Cold undoped graphene sheets were previously predicted [1,2], via Random Phase approximation (RPA) arguments, to exhibit an unusual asymptotic van der Waals (vdW) interaction energy $E = - KD^{-3}$ where $D$ is the (large) separation between the two parallel graphene sheets. This is compared with $D^{-5/2}$ for 2D metals [3] and $D^{-4}$ for 2D insulators [3]. Here we show [4] that graphene is the first known system where effects beyond the RPA should make QUALITATIVE changes to the vdW force.
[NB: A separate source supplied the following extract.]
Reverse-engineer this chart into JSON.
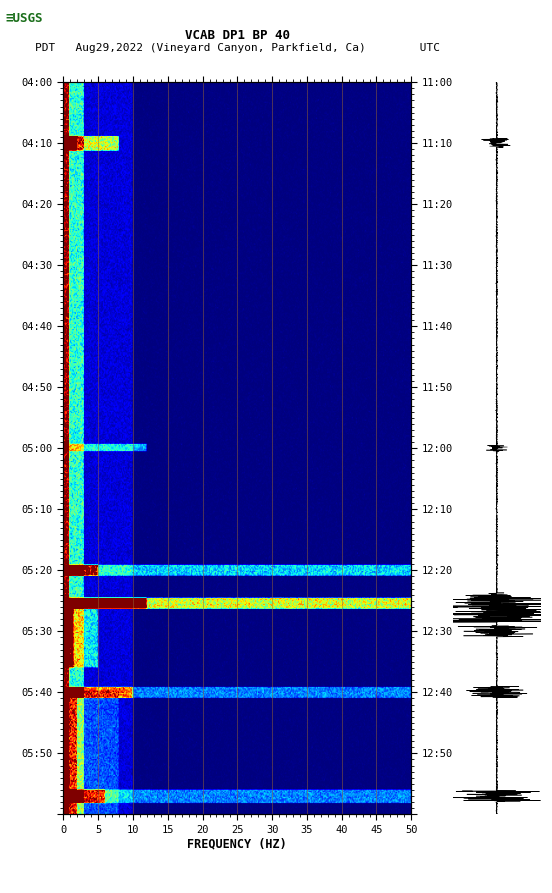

For large separations, $D>10 nm$ where only $\pi_z$-mediated vdW forces remain, we predict that the vdW interaction is substantially reduced from the RPA prediction, and has a different power law. This new $D$ dependence is very sensitive to the form of the long-wavelength many-body renormalization of the velocity of the massless Dirac fermions, and may provide independent confirmation of the latter. We will briefly discuss issues involved in possible experiments. \\[4pt] [1] J.F. Dobson, A. White and A. Rubio, Phys. Rev. Lett. 96, 073201 (2006).\\[0pt] [2] T. Gould and J. F. Dobson, Phys. Rev. B 87, 165422 (2013).\\[0pt] [3] M. Bostrom and B. E., Sernelius, Phys. Rev. B 61. 2204 (2000).\\[0pt] [4] J.F. Dobson, T. Gould and G. Vignale, ArXiv 1306.4716 (2013).